Could Fight Club be a continuation of Calvin & Hobbes?

Okay — let's break this down. The fan theory imagines that, years after the events of "Calvin & Hobbes" — namely, Calvin's unfulfilling, bleak adulthood where he's so desperate for companionship that he hallucinates a whole guy and starts a fight club under said guy's identity. Again, it's important to note that Calvin does have a vivid imagination, though it's probably not totally out of the ordinary for a six-year-old to truly believe that his beloved stuffed tiger is not only really alive but also his thoughtful, loyal best friend. All of this makes both projects much, much sadder, though.

Keith Buster takes this thought to the extreme in his blog post. "This makes the reality of 'Fight Club' all the bleaker, because it depicts what happens when you take someone weaned on dreams and limitless possibilities and jam him into a cramped cage confined by rules and regulations," he wrote. "It probably only took poor Calvin a few years in the adult world (or growing-up world) to fully make the sad change."

Considering how popular both of these properties are, it stands to reason that there are people out there who are fans of both "Calvin & Hobbes" and "Fight Club." Clearly, Buster is one of them. It feels somehow wrong, though, to look at a sweet series like "Calvin & Hobbes" and surmise that it could turn into something as depressing as "Fight Club."

Imagining Fight Club as a sort of sequel to Calvin & Hobbes is unrelentingly dark

"Fight Club," in case anyone forgot, is one of the darkest movies around. Even before Edward Norton's unnamed narrator starts "hanging out" with Brad Pitt's Tyler Durden, his life is unspeakably bleak; he hates his job and goes to support groups for addiction and illness just to feel ever-so-slightly less alone. The only reason that Norton's character and Tyler start living together in the latter's run-down house is because the narrator's apartment is ruined in an explosion.
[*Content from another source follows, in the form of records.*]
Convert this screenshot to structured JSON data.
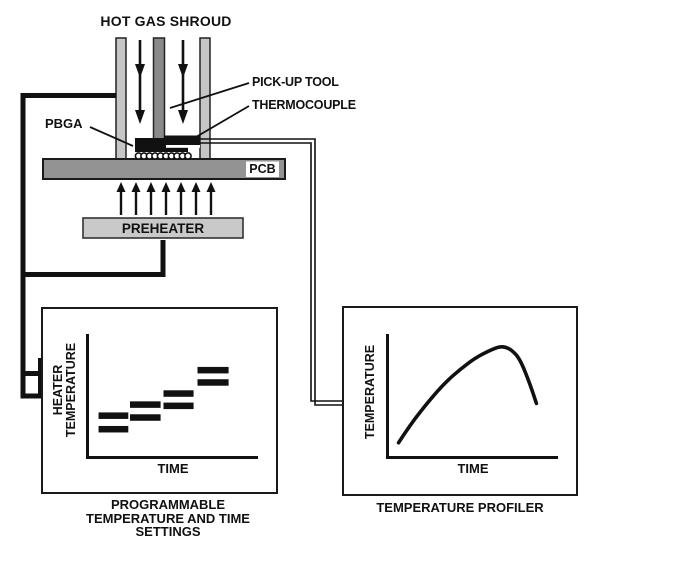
{
  "diagram": {
    "title": "HOT GAS SHROUD",
    "pickup_tool_label": "PICK-UP TOOL",
    "thermocouple_label": "THERMOCOUPLE",
    "pbga_label": "PBGA",
    "pcb_label": "PCB",
    "preheater_label": "PREHEATER"
  },
  "left_chart": {
    "ylabel_line1": "HEATER",
    "ylabel_line2": "TEMPERATURE",
    "xlabel": "TIME",
    "caption": [
      "PROGRAMMABLE",
      "TEMPERATURE AND TIME",
      "SETTINGS"
    ]
  },
  "right_chart": {
    "ylabel": "TEMPERATURE",
    "xlabel": "TIME",
    "caption": "TEMPERATURE PROFILER"
  },
  "chart_data": [
    {
      "type": "bar",
      "title": "PROGRAMMABLE TEMPERATURE AND TIME SETTINGS",
      "xlabel": "TIME",
      "ylabel": "HEATER TEMPERATURE",
      "axes_ticks": "none (qualitative sketch)",
      "description": "Four ascending stair-step heater setpoint segments, each drawn as a pair of thick black bars (upper and lower setting), temperature and time in normalized 0-1 axis units",
      "steps": [
        {
          "t": [
            0.065,
            0.24
          ],
          "upper": 0.34,
          "lower": 0.23
        },
        {
          "t": [
            0.25,
            0.43
          ],
          "upper": 0.43,
          "lower": 0.325
        },
        {
          "t": [
            0.447,
            0.624
          ],
          "upper": 0.52,
          "lower": 0.42
        },
        {
          "t": [
            0.647,
            0.83
          ],
          "upper": 0.71,
          "lower": 0.61
        }
      ]
    },
    {
      "type": "line",
      "title": "TEMPERATURE PROFILER",
      "xlabel": "TIME",
      "ylabel": "TEMPERATURE",
      "axes_ticks": "none (qualitative sketch)",
      "description": "Single reflow-profile curve: gradual rise to a rounded peak then a steeper fall, in normalized 0-1 axis units",
      "points": [
        [
          0.065,
          0.12
        ],
        [
          0.135,
          0.27
        ],
        [
          0.25,
          0.47
        ],
        [
          0.34,
          0.61
        ],
        [
          0.43,
          0.72
        ],
        [
          0.517,
          0.81
        ],
        [
          0.6,
          0.87
        ],
        [
          0.655,
          0.9
        ],
        [
          0.69,
          0.9
        ],
        [
          0.73,
          0.875
        ],
        [
          0.78,
          0.8
        ],
        [
          0.84,
          0.59
        ],
        [
          0.876,
          0.44
        ]
      ]
    }
  ],
  "colors": {
    "wall_gray": "#c6c6c6",
    "tool_gray": "#8a8a8a",
    "pcb_gray": "#939393",
    "preheater_gray": "#c9c9c9",
    "ink": "#111111",
    "background": "#ffffff"
  }
}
Even the narrator's relationship with the difficult Marla Singer (Helena Bonham Carter) is fraught because, before the audience learns about the narrator's split personality, it seems as if Tyler is the one involved with her; the narrator simply dislikes her.

"Calvin & Hobbes," on the other hand? It's an acerbic but fundamentally sweet story of what it's like to grow up with a big imagination, and it's gutting to imagine that Calvin's fate would be to become Norton's narrator. Keith Buster's fan theory certainly is fascinating, but if you'd like to still enjoy "Calvin & Hobbes" without going down any mental rabbit holes, it might be best to discard this particular thesis.